There's nothing fundamentally wrong with this! The hallucinating cameras are just trying to get the picture you wanted to take. Blocking results you were never going to check in Google Searches can be one of the few ways to avoid the Dread Pinterest. There's a block function on this site, after all. I try to avoid blocking as a matter of principle, but there are definitely ways that has hurt, rather than helped, my ability to seriously engage with both reality and some political perspectives; it's not something I would recommend for everyone or even most people. And there are defiiiiiiinitely people and tags even I block aggressively in, say, the context of a certain furry booru.
The bare concept is not even new. Filter bubble was popularized as a term in 2010, with Eli Pariser writing a book on it. BlockBots date back to 2015, if not earlier, and filter lists to the usenet era. From the other political valience, progressive views on talk radio or Fox News as a conservative bubble aren't entirely right, but there certainly are a lot of people who even then only listened to (and later, watched) what they wanted to hear.

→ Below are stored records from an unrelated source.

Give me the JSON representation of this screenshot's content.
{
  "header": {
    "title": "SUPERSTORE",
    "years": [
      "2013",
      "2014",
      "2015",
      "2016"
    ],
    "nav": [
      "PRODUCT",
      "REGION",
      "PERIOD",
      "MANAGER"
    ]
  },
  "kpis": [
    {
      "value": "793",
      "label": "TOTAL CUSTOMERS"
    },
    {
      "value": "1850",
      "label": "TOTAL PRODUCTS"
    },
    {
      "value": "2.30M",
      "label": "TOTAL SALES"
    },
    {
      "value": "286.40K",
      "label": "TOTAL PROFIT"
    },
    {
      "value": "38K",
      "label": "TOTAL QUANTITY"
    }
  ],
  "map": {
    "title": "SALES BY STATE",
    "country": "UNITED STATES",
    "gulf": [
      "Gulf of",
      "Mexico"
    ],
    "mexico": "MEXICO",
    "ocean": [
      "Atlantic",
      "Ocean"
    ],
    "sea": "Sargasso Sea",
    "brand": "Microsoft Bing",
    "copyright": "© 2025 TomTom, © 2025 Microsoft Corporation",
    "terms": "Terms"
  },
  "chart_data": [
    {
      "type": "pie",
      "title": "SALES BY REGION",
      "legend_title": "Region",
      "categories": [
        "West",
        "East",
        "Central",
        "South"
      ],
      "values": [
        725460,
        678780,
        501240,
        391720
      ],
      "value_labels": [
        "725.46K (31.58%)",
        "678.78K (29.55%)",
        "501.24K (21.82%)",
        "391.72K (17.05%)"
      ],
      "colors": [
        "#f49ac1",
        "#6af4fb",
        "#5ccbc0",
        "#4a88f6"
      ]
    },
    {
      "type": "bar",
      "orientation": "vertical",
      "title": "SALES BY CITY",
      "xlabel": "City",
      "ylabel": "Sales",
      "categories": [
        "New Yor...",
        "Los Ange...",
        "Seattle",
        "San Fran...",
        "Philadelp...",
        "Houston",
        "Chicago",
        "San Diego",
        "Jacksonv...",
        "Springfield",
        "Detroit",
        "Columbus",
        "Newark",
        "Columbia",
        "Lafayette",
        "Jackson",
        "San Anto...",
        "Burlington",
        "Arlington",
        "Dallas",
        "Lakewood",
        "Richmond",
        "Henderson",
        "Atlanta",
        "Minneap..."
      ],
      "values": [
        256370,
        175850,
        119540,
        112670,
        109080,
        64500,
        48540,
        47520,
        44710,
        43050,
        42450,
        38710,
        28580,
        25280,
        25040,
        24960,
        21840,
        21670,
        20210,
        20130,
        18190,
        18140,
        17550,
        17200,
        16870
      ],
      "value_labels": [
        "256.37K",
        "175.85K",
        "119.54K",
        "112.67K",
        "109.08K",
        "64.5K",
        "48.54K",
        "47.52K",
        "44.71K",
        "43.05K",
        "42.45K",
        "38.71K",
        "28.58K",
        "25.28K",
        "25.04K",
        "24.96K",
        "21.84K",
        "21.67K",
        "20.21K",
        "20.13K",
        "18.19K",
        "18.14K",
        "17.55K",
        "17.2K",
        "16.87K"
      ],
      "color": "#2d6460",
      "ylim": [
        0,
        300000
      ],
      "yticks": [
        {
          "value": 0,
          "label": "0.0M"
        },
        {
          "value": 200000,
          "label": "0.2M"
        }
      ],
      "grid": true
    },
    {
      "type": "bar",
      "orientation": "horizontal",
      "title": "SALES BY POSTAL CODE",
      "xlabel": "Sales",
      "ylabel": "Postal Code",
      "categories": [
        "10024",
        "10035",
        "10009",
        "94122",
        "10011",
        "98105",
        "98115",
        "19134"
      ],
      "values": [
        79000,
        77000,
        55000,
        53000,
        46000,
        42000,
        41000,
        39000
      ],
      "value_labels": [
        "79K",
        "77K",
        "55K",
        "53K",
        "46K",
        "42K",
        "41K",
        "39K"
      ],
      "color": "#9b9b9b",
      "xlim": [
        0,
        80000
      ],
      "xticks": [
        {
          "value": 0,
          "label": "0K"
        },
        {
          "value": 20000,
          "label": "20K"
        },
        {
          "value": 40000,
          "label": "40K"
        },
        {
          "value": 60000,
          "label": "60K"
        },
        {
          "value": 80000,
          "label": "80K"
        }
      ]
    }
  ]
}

But I think we're going to see things no one thought anyone would want to implement in 1997, or 2010, driven by forces far more varied and far more subtle than anyone expected.
St0kes mostly highlights the filter bubble from the context of politics, even if he sees, rarely, where it breaks against him. Eli Pariser considered algorithmic (and business drives) toward the separation of filter bubbles. There's no shortage of modern-day writers discussing AI, and a Dead Internet where people find it easier to talk with carefully-tuned ChatGPT instance rather than fight increasingly-useless Google is definitely a possibility.
I think they all overlook the power of human meat and spite.
As far as I know, there is no tool that will filter your Google Map search results by the political donations and rumors thereof. Yet. There is no flight planning website that drops flights where layover or transfer involve states with undesirable gun or gender politics. Yet.
I don't know of a crowdsourced tool to check your phone contacts and Facebook friends for (alleged) criminals or bad actors or meanies. Yet. There's no way to crosscheck a dating profile against social media phrenology. Yet. No off-the-shelf tools to use Nextdoor to hide the neighbor with the yappy dog from my phone or doorbell. Yet. No headphones that noise cancel people you don't want to hear from. Yet.
And a thousand, thousand other things that could be possible, as we invite others have more and more influence on how we see the world in the most literal sense, and make it harder and harder to avoid doing so.